Auf den Rock´n´Roll ist Verlass. Auf die Musikanten nicht. Ich habe mir einen tief schürfenden Fragenkatalog ausgedacht für das Interview, doch man lässt mich ins Leere laufen. David sei unpässlich, der Jet-Lag mache ihm zu schaffen ... Wie das denn? Die Tour der beiden gestandenen Alt-Rocker David Crosby und Graham Nash begann am 3. Februar in Amsterdam, seitdem ist etliches an Zeit vergangen. Vielleicht leidet Mr. David Crosby vorsätzlich bis zum 24. März, wenn sich der Konzertreigen, der durch vier Länder geht, wieder schließt? Er gibt ja auch keine Autogramme, und in der Branche gilt er als Gesprächs-Muffel, der schnell mal aus der Haut fahren kann. Doch es ist ruhiger geworden um jene Sechziger-Jahre-Legende, die heute auf der Bühne wie ein in sich ruhender Tanzbär wirkt; relaxed, nicht stoned, gelassen, nicht gelangweilt ... Nie seine Mütze absetzend, als wolle er den Dickschädel verbergen. Die letzte skandalträchtige Medienerwähnung liegt eineinhalb Jahre zurück. Mr. Crosby ließ seine Tasche in einem Hotel in New Jersey liegen, mit 28 Gramm Mariuhana darin, was ihm eine richterliche Vorladung einbrachte und Strafandrohung von sieben Jahren Haft. Aber Amerika ist auch in erzkonservativen Zeiten immer für eine Überraschung gut. Der Richter ermahnte ihn, gegen 5.000 Dollar Bußgeld selbstverständlich, sich beim nächsten Mal nicht erwischen zu lassen. David liebt diesen Teil, diese liberale Seite seines Landes. Es sind die anderen 50 Prozent, sagt er lässig den Europäern vom Bühnenrand herunter.

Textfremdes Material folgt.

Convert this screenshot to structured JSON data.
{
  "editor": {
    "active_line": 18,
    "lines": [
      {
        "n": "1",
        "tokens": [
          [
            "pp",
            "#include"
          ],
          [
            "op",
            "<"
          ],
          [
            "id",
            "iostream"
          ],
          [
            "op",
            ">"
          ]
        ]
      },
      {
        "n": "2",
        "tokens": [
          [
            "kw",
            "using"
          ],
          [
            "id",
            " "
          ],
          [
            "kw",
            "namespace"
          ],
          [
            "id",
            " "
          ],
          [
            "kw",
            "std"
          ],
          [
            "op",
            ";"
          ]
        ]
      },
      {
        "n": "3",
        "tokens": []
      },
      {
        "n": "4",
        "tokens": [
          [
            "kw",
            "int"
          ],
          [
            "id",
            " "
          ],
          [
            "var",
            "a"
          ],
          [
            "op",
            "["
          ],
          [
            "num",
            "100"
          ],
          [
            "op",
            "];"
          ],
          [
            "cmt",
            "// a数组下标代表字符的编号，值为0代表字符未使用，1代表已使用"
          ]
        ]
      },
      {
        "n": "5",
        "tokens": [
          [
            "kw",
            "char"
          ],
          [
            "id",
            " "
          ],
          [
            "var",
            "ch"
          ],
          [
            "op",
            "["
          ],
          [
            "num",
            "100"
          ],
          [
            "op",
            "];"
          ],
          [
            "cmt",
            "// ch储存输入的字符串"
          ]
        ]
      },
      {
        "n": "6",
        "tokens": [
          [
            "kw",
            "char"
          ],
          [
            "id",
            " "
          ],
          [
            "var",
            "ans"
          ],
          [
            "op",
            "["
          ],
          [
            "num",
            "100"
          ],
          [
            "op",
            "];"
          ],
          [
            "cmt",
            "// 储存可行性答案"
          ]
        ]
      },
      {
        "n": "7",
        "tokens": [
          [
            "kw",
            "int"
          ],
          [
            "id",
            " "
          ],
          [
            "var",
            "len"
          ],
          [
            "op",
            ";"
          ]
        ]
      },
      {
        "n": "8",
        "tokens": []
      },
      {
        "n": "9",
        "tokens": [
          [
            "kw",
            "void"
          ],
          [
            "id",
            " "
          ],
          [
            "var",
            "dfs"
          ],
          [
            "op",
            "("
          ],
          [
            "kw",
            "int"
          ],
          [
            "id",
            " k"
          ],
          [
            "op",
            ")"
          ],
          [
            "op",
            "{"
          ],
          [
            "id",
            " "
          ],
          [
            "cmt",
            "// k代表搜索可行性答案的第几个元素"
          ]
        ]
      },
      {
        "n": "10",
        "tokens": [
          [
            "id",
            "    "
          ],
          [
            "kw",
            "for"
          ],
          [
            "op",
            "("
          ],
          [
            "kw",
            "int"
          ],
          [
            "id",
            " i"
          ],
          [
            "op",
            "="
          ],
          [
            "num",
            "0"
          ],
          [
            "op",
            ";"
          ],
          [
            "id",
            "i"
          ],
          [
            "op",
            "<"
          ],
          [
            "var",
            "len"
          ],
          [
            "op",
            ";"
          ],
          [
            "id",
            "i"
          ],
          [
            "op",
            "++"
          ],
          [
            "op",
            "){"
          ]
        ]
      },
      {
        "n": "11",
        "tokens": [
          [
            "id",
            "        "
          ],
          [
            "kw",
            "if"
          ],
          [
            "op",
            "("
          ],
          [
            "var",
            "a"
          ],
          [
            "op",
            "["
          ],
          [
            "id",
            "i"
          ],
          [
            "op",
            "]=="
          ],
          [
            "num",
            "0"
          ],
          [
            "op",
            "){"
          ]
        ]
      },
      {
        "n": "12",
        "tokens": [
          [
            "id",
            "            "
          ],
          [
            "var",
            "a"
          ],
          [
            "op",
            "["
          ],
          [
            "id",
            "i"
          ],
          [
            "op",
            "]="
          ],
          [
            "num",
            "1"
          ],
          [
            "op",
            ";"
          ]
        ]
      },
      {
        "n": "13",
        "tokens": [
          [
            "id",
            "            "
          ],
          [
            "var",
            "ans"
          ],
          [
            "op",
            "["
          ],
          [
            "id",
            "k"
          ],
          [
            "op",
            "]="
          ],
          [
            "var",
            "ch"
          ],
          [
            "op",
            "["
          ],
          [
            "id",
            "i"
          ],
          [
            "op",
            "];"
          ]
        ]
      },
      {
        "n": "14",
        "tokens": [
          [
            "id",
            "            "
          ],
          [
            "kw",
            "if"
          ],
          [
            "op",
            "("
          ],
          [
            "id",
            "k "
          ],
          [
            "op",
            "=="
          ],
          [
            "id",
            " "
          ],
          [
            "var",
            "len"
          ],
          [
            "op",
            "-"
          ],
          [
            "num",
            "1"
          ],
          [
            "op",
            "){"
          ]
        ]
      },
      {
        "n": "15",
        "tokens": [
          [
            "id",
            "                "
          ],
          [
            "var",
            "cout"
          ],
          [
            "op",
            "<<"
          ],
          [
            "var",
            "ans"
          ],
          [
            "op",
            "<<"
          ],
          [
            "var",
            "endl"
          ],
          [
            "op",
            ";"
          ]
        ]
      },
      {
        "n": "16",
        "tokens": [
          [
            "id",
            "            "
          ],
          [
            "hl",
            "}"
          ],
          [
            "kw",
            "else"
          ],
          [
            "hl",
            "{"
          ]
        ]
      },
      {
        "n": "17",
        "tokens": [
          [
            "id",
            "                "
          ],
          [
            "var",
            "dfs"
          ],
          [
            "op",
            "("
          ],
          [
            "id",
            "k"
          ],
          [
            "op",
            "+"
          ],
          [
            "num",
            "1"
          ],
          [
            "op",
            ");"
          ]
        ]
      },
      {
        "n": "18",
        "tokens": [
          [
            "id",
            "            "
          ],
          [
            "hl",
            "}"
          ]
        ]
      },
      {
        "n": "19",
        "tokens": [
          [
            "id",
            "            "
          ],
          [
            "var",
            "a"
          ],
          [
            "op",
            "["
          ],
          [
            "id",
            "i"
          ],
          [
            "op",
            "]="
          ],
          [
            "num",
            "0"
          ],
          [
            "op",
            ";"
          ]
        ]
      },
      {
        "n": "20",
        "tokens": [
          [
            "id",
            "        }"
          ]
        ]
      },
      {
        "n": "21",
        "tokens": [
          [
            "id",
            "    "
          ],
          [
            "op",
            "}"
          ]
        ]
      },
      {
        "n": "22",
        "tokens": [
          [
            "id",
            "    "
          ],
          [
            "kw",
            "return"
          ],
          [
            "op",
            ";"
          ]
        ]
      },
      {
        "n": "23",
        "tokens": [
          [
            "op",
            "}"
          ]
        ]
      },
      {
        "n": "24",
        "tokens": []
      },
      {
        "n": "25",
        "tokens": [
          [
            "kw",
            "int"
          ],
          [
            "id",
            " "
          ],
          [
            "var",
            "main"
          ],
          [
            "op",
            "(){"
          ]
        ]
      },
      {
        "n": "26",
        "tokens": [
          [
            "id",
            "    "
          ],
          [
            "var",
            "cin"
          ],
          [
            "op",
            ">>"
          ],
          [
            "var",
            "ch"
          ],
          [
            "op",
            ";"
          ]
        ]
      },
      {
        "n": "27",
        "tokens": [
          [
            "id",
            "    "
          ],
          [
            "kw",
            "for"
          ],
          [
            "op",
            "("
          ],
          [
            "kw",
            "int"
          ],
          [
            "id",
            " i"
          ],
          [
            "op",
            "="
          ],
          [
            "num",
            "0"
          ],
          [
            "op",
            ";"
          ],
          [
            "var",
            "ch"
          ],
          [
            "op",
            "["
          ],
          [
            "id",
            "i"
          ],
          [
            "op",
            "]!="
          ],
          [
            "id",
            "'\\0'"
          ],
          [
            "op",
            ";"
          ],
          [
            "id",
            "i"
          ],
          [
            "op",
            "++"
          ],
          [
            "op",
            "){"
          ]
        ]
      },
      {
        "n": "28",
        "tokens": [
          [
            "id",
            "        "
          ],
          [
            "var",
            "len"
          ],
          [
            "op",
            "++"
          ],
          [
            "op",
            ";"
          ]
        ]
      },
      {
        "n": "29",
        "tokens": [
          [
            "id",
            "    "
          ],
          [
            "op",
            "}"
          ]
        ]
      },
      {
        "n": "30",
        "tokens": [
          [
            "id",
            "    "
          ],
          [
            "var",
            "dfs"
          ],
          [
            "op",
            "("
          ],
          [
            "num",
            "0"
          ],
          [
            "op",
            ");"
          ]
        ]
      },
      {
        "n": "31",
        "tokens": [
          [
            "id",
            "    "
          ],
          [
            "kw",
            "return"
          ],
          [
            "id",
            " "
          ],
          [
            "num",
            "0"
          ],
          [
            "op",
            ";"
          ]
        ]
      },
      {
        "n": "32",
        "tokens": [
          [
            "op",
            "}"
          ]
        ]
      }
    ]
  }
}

David Crosby ist, von seiner schön-geistigen, verführerischen Musik abgesehen, von Anfang an dafür bekannt gewesen, dass er Ärger machte. Die Byrds, deren Gründungsmitglied er war und für die er das als Drogenwerbung missverstandene, kapriziöse Eight Miles High schrieb, verbannten ihn aus der Band, als er in einer TV-Show Zweifel anmeldete an der öffentlichen Version von der Ermordung John F. Kennedys. Crosby tingelte daraufhin, wie ganz zu Anfang seiner Laufbahn, allein in kleinen Clubs herum, bis er Graham Nash traf, später Stephen Stills und Neil Young. Alle kamen sie aus renommierten, erfolgreichen Bands damals, aber man wollte noch mehr, verließ die Teenager-Glückseligkeit und gründete die Supergroup Crosby, Stills, Nash Young. Mit gescheiten, den schlechten Zustand der Welt beklagenden und die Liebe feiernden Texten und einem ausgefeilt mehrstimmigen Gesang schafften die vier Einzelkämpfer in Woodstock 1969 den großen Durchbruch. Aber die Harmonie der Gesänge trog. Die Superindividualisten kamen zusammen, um sich sogleich wieder abzustoßen, im Fahrwasser von Egomanie, Größenwahn und musikalischem Zwist. Bis heute geht man so miteinander um: in Freundschaft und auf Distanz.

Kommt der eine nicht, kommt der andere. Vor mir sitzt ein schlanker Mann, dem man seine 63 Jahre nicht anmerkt; auch er ist das, was man eine Musiklegende nennen darf. Millionen Platten hatte er mit den Hollies verkauft, Ohrwürmer wie Bus Stop und Jennifer Eccles. Aber genau das trieb ihn damals aus der Band, das Süffig-Süßliche. Nach einer US-Tour blieb der aus Manchester stammende ehemalige Maschinenbaulehrling und Postbote spontan in Amerika und traf in David Crosby den ambitionierteren Partner. Die Partnerschaft, zugleich ein Freundschaftsbund über vier Jahrzehnte, hält bis heute an. Gerade hat man mit neuen Liedern ein Doppelalbum herausgebracht, das den Aufhänger für die Tournee bildet.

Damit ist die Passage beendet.